One of the most popular is Laughing Guy, an ill-dressed nerd who
enters via a giant slide from the rafters. Having suffered a
mysterious
accident as a child, he can't speak, just laugh - and the
contestants
have to identify the TV themes he chuckles and chortles. (At a
recent
taping, they were stumped by "Flipper" and
"Ironside.")
Dugan and Davola are also proud of the non-TV categories:
"Beat the
Bishop," in which contestants have to solve math problems
before the
Bishop completes a lap's run around the studio (like Laughing
Guy, he's
played by actor John Ten Eyck); and "Mortify Your
Mother," a no-lose
deal in which the participant has to admit something
embarrassing, like
naming his mom's ugliest friend.
Jay Shapiro, a UCLA student who recently won the preliminaries
but
blew the final round (he failed to identify nine music videos in
30
seconds while lounging on a Craftmatic adjustable bed), admitted
that
he'd had "19 years of training" to answer the show's
questions. Even
host Ober confesses, "I know most of the answers - and I
don't know
whether I'm proud of that or not."
If "Remote Control" is unique in some ways, it also
resembles its
little brother, "Double Dare" (shown on MTV's sister
cable service,
Nickelodeon). Food is flung, and losing contestants are yanked
through
the rear wall, still in their Naugahyde recliners, while the
audience
chants "Na, na, hey, hey, goodbye."
The ratings show that this appeals to a wide range of viewers,
not
just students.
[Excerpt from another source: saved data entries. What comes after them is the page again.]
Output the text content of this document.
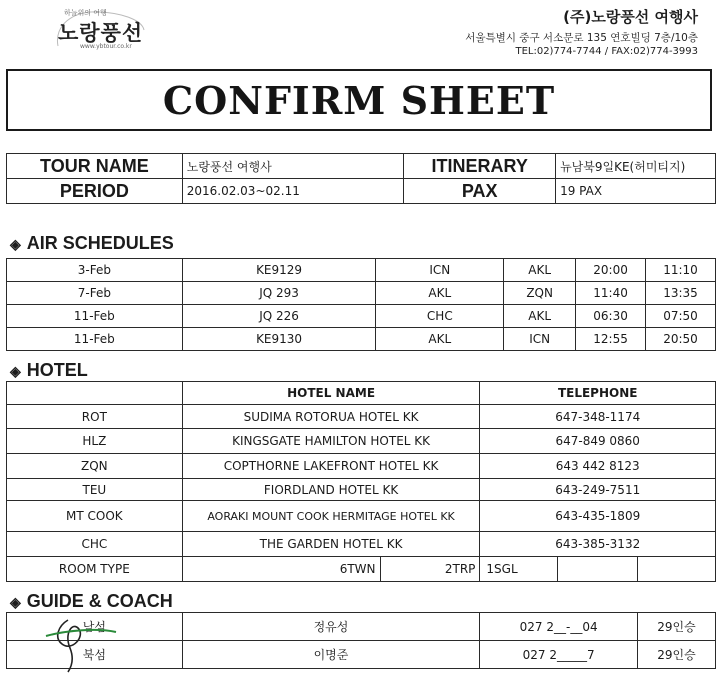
하늘위의 여행
노랑풍선
www.ybtour.co.kr
(주)노랑풍선 여행사
서울특별시 중구 서소문로 135 연호빌딩 7층/10층
TEL:02)774-7744 / FAX:02)774-3993
CONFIRM SHEET
TOUR NAME	노랑풍선 여행사	ITINERARY	뉴남북9일KE(허미티지)
PERIOD	2016.02.03~02.11	PAX	19 PAX
◈ AIR SCHEDULES
3-Feb	KE9129	ICN	AKL	20:00	11:10
7-Feb	JQ 293	AKL	ZQN	11:40	13:35
11-Feb	JQ 226	CHC	AKL	06:30	07:50
11-Feb	KE9130	AKL	ICN	12:55	20:50
◈ HOTEL
	HOTEL NAME		TELEPHONE		
ROT	SUDIMA ROTORUA HOTEL KK		647-348-1174		
HLZ	KINGSGATE HAMILTON HOTEL KK		647-849 0860		
ZQN	COPTHORNE LAKEFRONT HOTEL KK		643 442 8123		
TEU	FIORDLAND HOTEL KK		643-249-7511		
MT COOK	AORAKI MOUNT COOK HERMITAGE HOTEL KK		643-435-1809		
CHC	THE GARDEN HOTEL KK		643-385-3132		
ROOM TYPE	6TWN	2TRP	1SGL		
◈ GUIDE & COACH
남섬	정유성	027 2__-__04	29인승
북섬	이명준	027 2_____7	29인승
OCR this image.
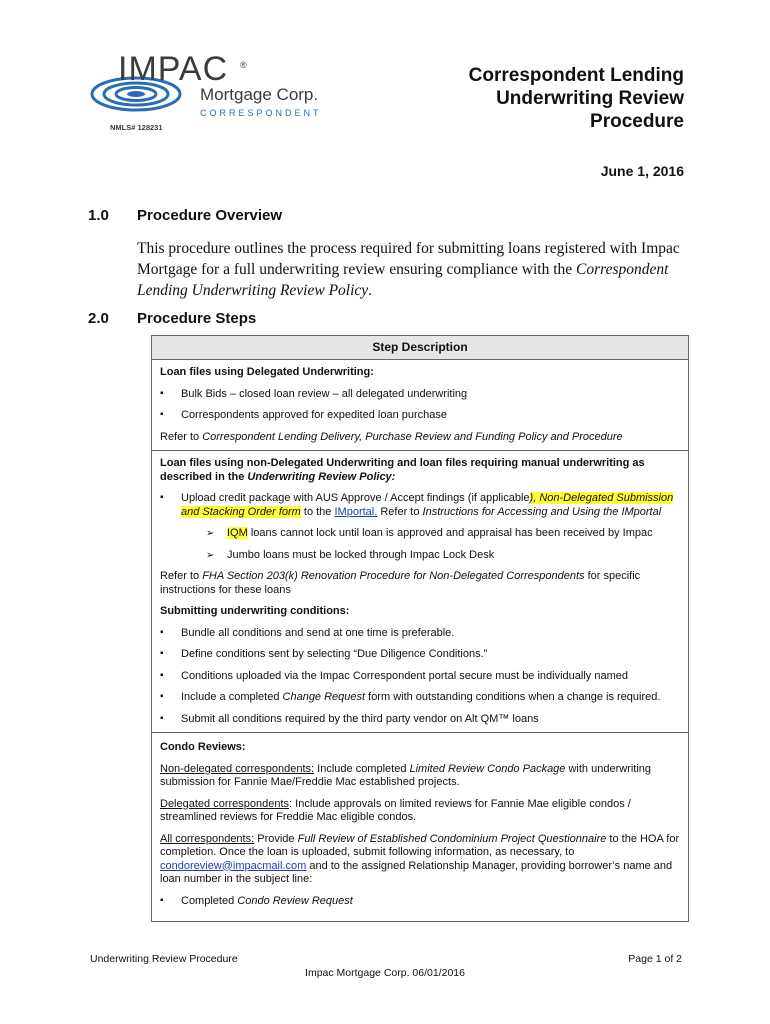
IMPAC ®
Mortgage Corp.
CORRESPONDENT
NMLS# 128231
Correspondent Lending
Underwriting Review
Procedure
June 1, 2016
1.0 Procedure Overview
This procedure outlines the process required for submitting loans registered with Impac Mortgage for a full underwriting review ensuring compliance with the Correspondent Lending Underwriting Review Policy.
2.0 Procedure Steps
Step Description

Loan files using Delegated Underwriting:

▪ Bulk Bids – closed loan review – all delegated underwriting

▪ Correspondents approved for expedited loan purchase

Refer to Correspondent Lending Delivery, Purchase Review and Funding Policy and Procedure

Loan files using non-Delegated Underwriting and loan files requiring manual underwriting as described in the Underwriting Review Policy:

▪ Upload credit package with AUS Approve / Accept findings (if applicable), Non-Delegated Submission and Stacking Order form to the IMportal. Refer to Instructions for Accessing and Using the IMportal

➢ IQM loans cannot lock until loan is approved and appraisal has been received by Impac

➢ Jumbo loans must be locked through Impac Lock Desk

Refer to FHA Section 203(k) Renovation Procedure for Non-Delegated Correspondents for specific instructions for these loans

Submitting underwriting conditions:

▪ Bundle all conditions and send at one time is preferable.

▪ Define conditions sent by selecting “Due Diligence Conditions.”

▪ Conditions uploaded via the Impac Correspondent portal secure must be individually named

▪ Include a completed Change Request form with outstanding conditions when a change is required.

▪ Submit all conditions required by the third party vendor on Alt QM™ loans

Condo Reviews:

Non-delegated correspondents: Include completed Limited Review Condo Package with underwriting submission for Fannie Mae/Freddie Mac established projects.

Delegated correspondents: Include approvals on limited reviews for Fannie Mae eligible condos / streamlined reviews for Freddie Mac eligible condos.

All correspondents: Provide Full Review of Established Condominium Project Questionnaire to the HOA for completion. Once the loan is uploaded, submit following information, as necessary, to condoreview@impacmail.com and to the assigned Relationship Manager, providing borrower’s name and loan number in the subject line:

▪ Completed Condo Review Request

Underwriting Review Procedure	Page 1 of 2
Impac Mortgage Corp. 06/01/2016
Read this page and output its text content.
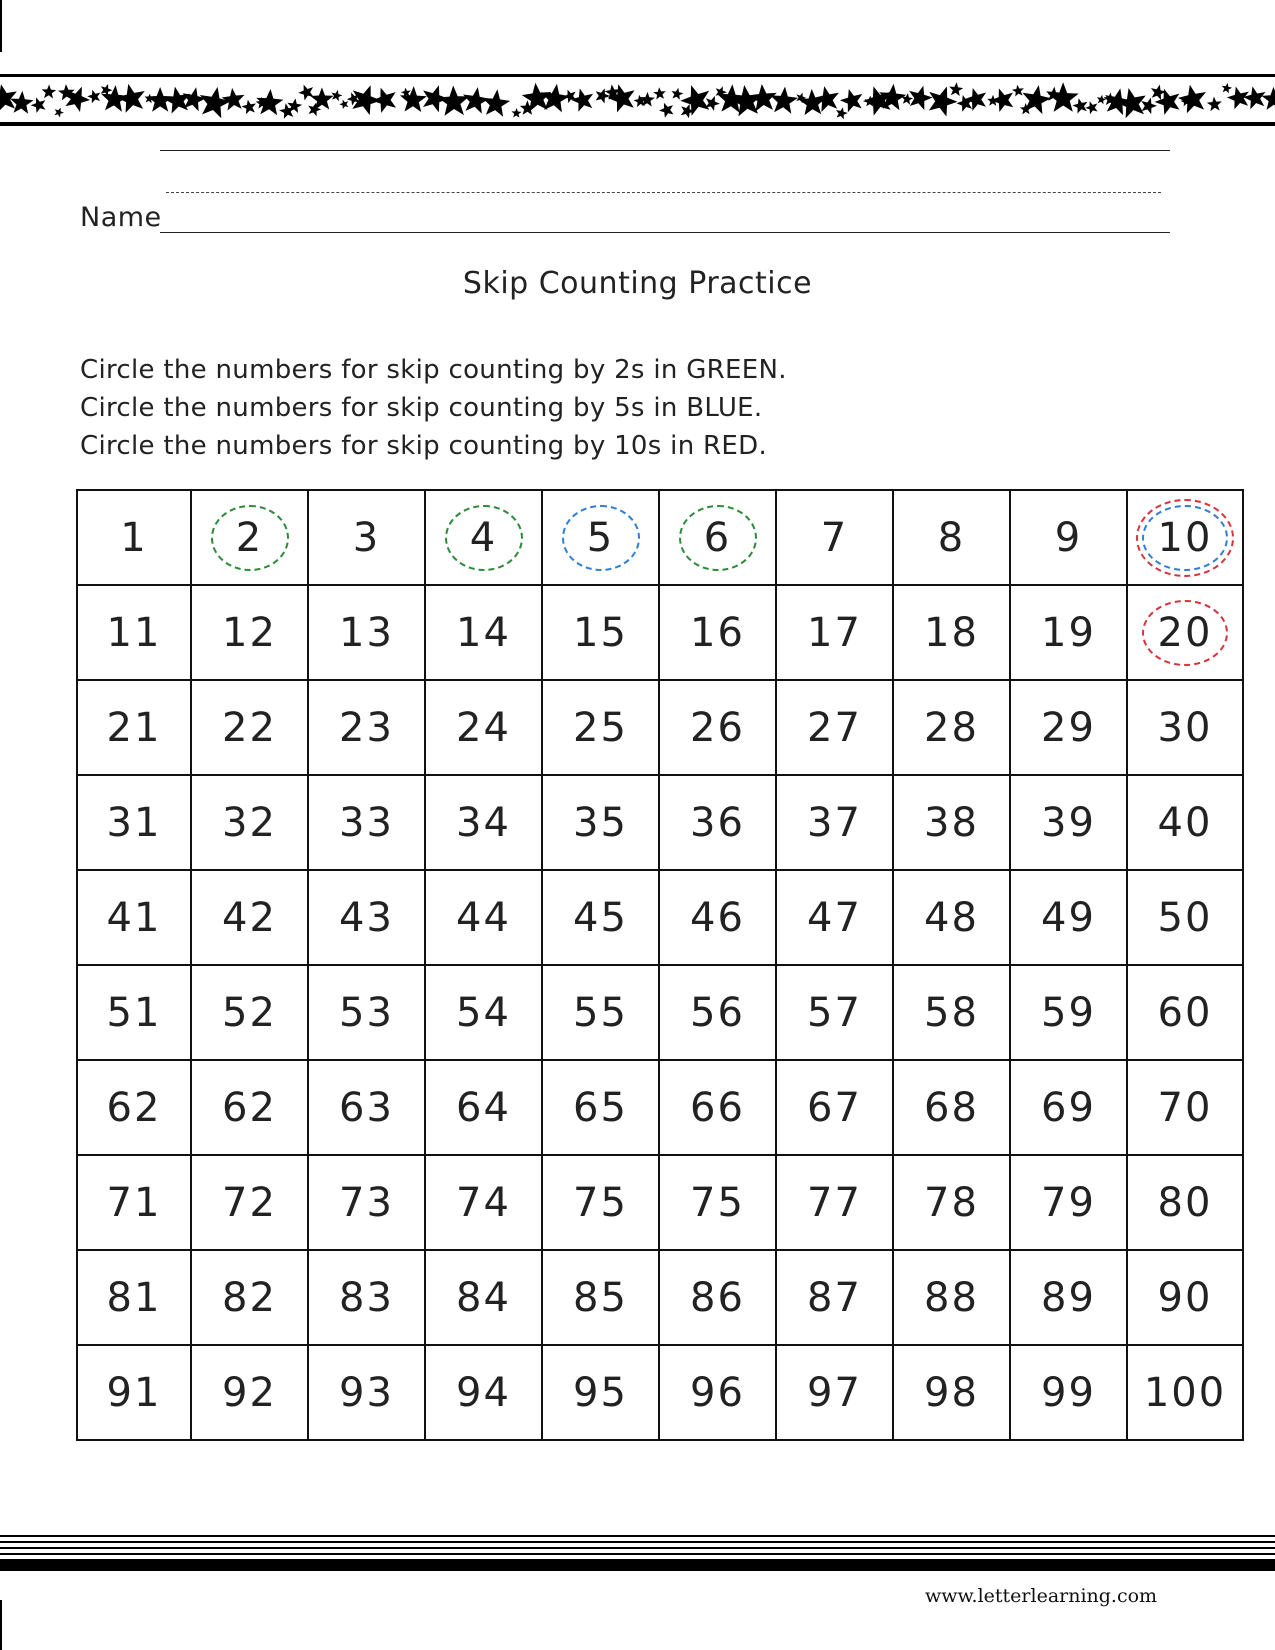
Name
Skip Counting Practice
Circle the numbers for skip counting by 2s in GREEN.
Circle the numbers for skip counting by 5s in BLUE.
Circle the numbers for skip counting by 10s in RED.
1	2	3	4	5	6	7	8	9	10

11	12	13	14	15	16	17	18	19	20

21	22	23	24	25	26	27	28	29	30
31	32	33	34	35	36	37	38	39	40
41	42	43	44	45	46	47	48	49	50
51	52	53	54	55	56	57	58	59	60
62	62	63	64	65	66	67	68	69	70
71	72	73	74	75	75	77	78	79	80
81	82	83	84	85	86	87	88	89	90
91	92	93	94	95	96	97	98	99	100
www.letterlearning.com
Davola says there's a whole group of Southern
California
lawyers who stop work everyday at 4 to trade answers over the
phone.
(It's on here at noon, 7 p.m. and 11 p.m. Monday through Friday,
and 7
p.m. Saturday and Sunday.)
Davola is 32, and Dugan is 27, but they're still kids at heart,
with
big worries like remembering the name of the Munsters' normal
niece
(Marilyn, and the contestants didn't get it). Thinking product
improvement, Davola is considering new ways to dispose of lagging
competitors. "I want to put somebody through the ceiling
next year, but
we've got to find a forklift that moves fast enough."